When I passed the fabric store in the same shopping center, I realized that they would be open because it was only three o’clock in the afternoon. I made a U-turn and pulled in near the door. A lovely young woman offered to help.

Two years ago when I was eighty and anticipating hip surgery, I had, for the first time, made some preparations for dying. I had a will drawn up and purchased and filled in MaggieWatson’s, A Graceful Farewell to save my heirs a lot of frustration, time, money, and maybe sanity. I had checked out the local crematorium, but I had not yet made my shroud although I felt strongly about what I wanted to wear for my cremation. It would be a simple white gown.

I asked the clerk what she had in white, 100% cotton fabric. Synthetics don’t burn cleanly. She walked me directly to a section where she found three white, cotton fabrics. We decided which one of them was less sheer and then she directed me to the patterns. There was not a vast selection, no caftan pattern at all so I spent quite a long time finding one that would work. It was a long dress pattern.

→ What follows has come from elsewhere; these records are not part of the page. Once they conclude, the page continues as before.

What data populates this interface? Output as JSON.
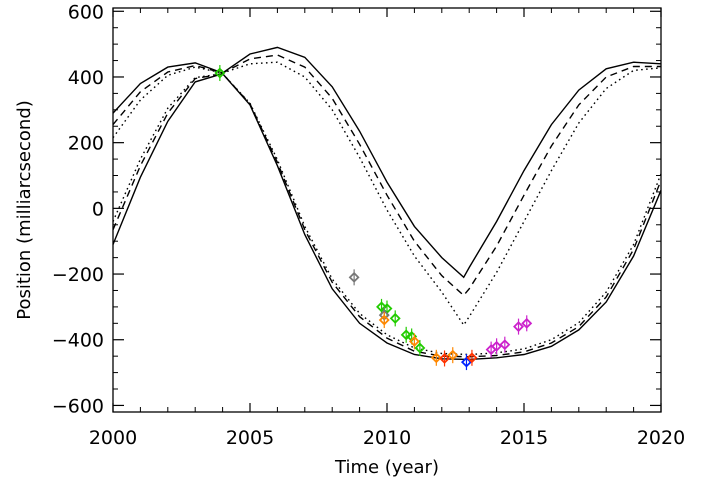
{
  "chart_data": {
    "type": "scatter",
    "title": "",
    "xlabel": "Time (year)",
    "ylabel": "Position (milliarcsecond)",
    "xlim": [
      2000,
      2020
    ],
    "ylim": [
      -620,
      610
    ],
    "x_ticks": [
      2000,
      2005,
      2010,
      2015,
      2020
    ],
    "x_tick_labels": [
      "2000",
      "2005",
      "2010",
      "2015",
      "2020"
    ],
    "y_ticks": [
      -600,
      -400,
      -200,
      0,
      200,
      400,
      600
    ],
    "y_tick_labels": [
      "−600",
      "−400",
      "−200",
      "0",
      "200",
      "400",
      "600"
    ],
    "grid": false,
    "legend": "none",
    "series": [
      {
        "style": "solid",
        "color": "#000000",
        "points": [
          [
            2000,
            -110
          ],
          [
            2001,
            95
          ],
          [
            2002,
            265
          ],
          [
            2003,
            385
          ],
          [
            2004,
            410
          ],
          [
            2005,
            315
          ],
          [
            2006,
            130
          ],
          [
            2007,
            -80
          ],
          [
            2008,
            -245
          ],
          [
            2009,
            -350
          ],
          [
            2010,
            -410
          ],
          [
            2011,
            -445
          ],
          [
            2012,
            -458
          ],
          [
            2013,
            -460
          ],
          [
            2014,
            -455
          ],
          [
            2015,
            -445
          ],
          [
            2016,
            -420
          ],
          [
            2017,
            -370
          ],
          [
            2018,
            -285
          ],
          [
            2019,
            -145
          ],
          [
            2020,
            55
          ]
        ]
      },
      {
        "style": "dashed",
        "color": "#000000",
        "points": [
          [
            2000,
            -65
          ],
          [
            2001,
            130
          ],
          [
            2002,
            290
          ],
          [
            2003,
            395
          ],
          [
            2004,
            410
          ],
          [
            2005,
            318
          ],
          [
            2006,
            140
          ],
          [
            2007,
            -65
          ],
          [
            2008,
            -225
          ],
          [
            2009,
            -330
          ],
          [
            2010,
            -395
          ],
          [
            2011,
            -435
          ],
          [
            2012,
            -450
          ],
          [
            2013,
            -452
          ],
          [
            2014,
            -448
          ],
          [
            2015,
            -437
          ],
          [
            2016,
            -410
          ],
          [
            2017,
            -360
          ],
          [
            2018,
            -270
          ],
          [
            2019,
            -125
          ],
          [
            2020,
            85
          ]
        ]
      },
      {
        "style": "dotted",
        "color": "#000000",
        "points": [
          [
            2000,
            -40
          ],
          [
            2001,
            150
          ],
          [
            2002,
            305
          ],
          [
            2003,
            398
          ],
          [
            2004,
            410
          ],
          [
            2005,
            320
          ],
          [
            2006,
            148
          ],
          [
            2007,
            -55
          ],
          [
            2008,
            -215
          ],
          [
            2009,
            -320
          ],
          [
            2010,
            -385
          ],
          [
            2011,
            -425
          ],
          [
            2012,
            -442
          ],
          [
            2013,
            -445
          ],
          [
            2014,
            -440
          ],
          [
            2015,
            -428
          ],
          [
            2016,
            -400
          ],
          [
            2017,
            -348
          ],
          [
            2018,
            -255
          ],
          [
            2019,
            -110
          ],
          [
            2020,
            105
          ]
        ]
      },
      {
        "style": "solid",
        "color": "#000000",
        "points": [
          [
            2000,
            290
          ],
          [
            2001,
            380
          ],
          [
            2002,
            430
          ],
          [
            2003,
            443
          ],
          [
            2004,
            412
          ],
          [
            2005,
            470
          ],
          [
            2006,
            490
          ],
          [
            2007,
            460
          ],
          [
            2008,
            370
          ],
          [
            2009,
            235
          ],
          [
            2010,
            80
          ],
          [
            2011,
            -55
          ],
          [
            2012,
            -150
          ],
          [
            2012.8,
            -210
          ],
          [
            2013,
            -180
          ],
          [
            2014,
            -40
          ],
          [
            2015,
            115
          ],
          [
            2016,
            255
          ],
          [
            2017,
            360
          ],
          [
            2018,
            425
          ],
          [
            2019,
            445
          ],
          [
            2020,
            440
          ]
        ]
      },
      {
        "style": "dashed",
        "color": "#000000",
        "points": [
          [
            2000,
            255
          ],
          [
            2001,
            355
          ],
          [
            2002,
            415
          ],
          [
            2003,
            435
          ],
          [
            2004,
            412
          ],
          [
            2005,
            455
          ],
          [
            2006,
            467
          ],
          [
            2007,
            430
          ],
          [
            2008,
            335
          ],
          [
            2009,
            195
          ],
          [
            2010,
            40
          ],
          [
            2011,
            -100
          ],
          [
            2012,
            -205
          ],
          [
            2012.8,
            -265
          ],
          [
            2013,
            -245
          ],
          [
            2014,
            -115
          ],
          [
            2015,
            40
          ],
          [
            2016,
            190
          ],
          [
            2017,
            315
          ],
          [
            2018,
            400
          ],
          [
            2019,
            432
          ],
          [
            2020,
            432
          ]
        ]
      },
      {
        "style": "dotted",
        "color": "#000000",
        "points": [
          [
            2000,
            215
          ],
          [
            2001,
            330
          ],
          [
            2002,
            405
          ],
          [
            2003,
            430
          ],
          [
            2004,
            412
          ],
          [
            2005,
            440
          ],
          [
            2006,
            445
          ],
          [
            2007,
            400
          ],
          [
            2008,
            300
          ],
          [
            2009,
            155
          ],
          [
            2010,
            -5
          ],
          [
            2011,
            -145
          ],
          [
            2012,
            -255
          ],
          [
            2012.8,
            -355
          ],
          [
            2013,
            -330
          ],
          [
            2014,
            -195
          ],
          [
            2015,
            -40
          ],
          [
            2016,
            115
          ],
          [
            2017,
            260
          ],
          [
            2018,
            365
          ],
          [
            2019,
            420
          ],
          [
            2020,
            428
          ]
        ]
      }
    ],
    "observations": [
      {
        "x": 2003.9,
        "y": 412,
        "color": "#22cc00",
        "marker": "diamond"
      },
      {
        "x": 2008.8,
        "y": -210,
        "color": "#777777",
        "marker": "diamond"
      },
      {
        "x": 2009.8,
        "y": -300,
        "color": "#22cc00",
        "marker": "diamond"
      },
      {
        "x": 2010.0,
        "y": -305,
        "color": "#22cc00",
        "marker": "diamond"
      },
      {
        "x": 2009.9,
        "y": -325,
        "color": "#777777",
        "marker": "diamond"
      },
      {
        "x": 2009.9,
        "y": -340,
        "color": "#ff8800",
        "marker": "diamond"
      },
      {
        "x": 2010.3,
        "y": -335,
        "color": "#22cc00",
        "marker": "diamond"
      },
      {
        "x": 2010.7,
        "y": -385,
        "color": "#22cc00",
        "marker": "diamond"
      },
      {
        "x": 2010.9,
        "y": -390,
        "color": "#22cc00",
        "marker": "diamond"
      },
      {
        "x": 2011.0,
        "y": -405,
        "color": "#ff8800",
        "marker": "diamond"
      },
      {
        "x": 2011.2,
        "y": -425,
        "color": "#22cc00",
        "marker": "diamond"
      },
      {
        "x": 2011.8,
        "y": -455,
        "color": "#ff8800",
        "marker": "diamond"
      },
      {
        "x": 2012.1,
        "y": -457,
        "color": "#ff3300",
        "marker": "diamond"
      },
      {
        "x": 2012.4,
        "y": -447,
        "color": "#ff8800",
        "marker": "diamond"
      },
      {
        "x": 2012.9,
        "y": -468,
        "color": "#0022ff",
        "marker": "diamond"
      },
      {
        "x": 2013.1,
        "y": -455,
        "color": "#ff3300",
        "marker": "diamond"
      },
      {
        "x": 2013.8,
        "y": -430,
        "color": "#cc22cc",
        "marker": "diamond"
      },
      {
        "x": 2014.0,
        "y": -420,
        "color": "#cc22cc",
        "marker": "diamond"
      },
      {
        "x": 2014.3,
        "y": -415,
        "color": "#cc22cc",
        "marker": "diamond"
      },
      {
        "x": 2014.8,
        "y": -360,
        "color": "#cc22cc",
        "marker": "diamond"
      },
      {
        "x": 2015.1,
        "y": -350,
        "color": "#cc22cc",
        "marker": "diamond"
      }
    ]
  }
}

When I took the pattern over to check out, she helped me decide how much fabric it would take and started measuring out the four yards. As she did this, she attempted to make conversation and, so help me this is what she asked, “So are you going to some nice, warm place where you can wear this?” There were other people in the store or I might have told her the truth, but instead I quickly replied, “Yeah, I’m going to hell.”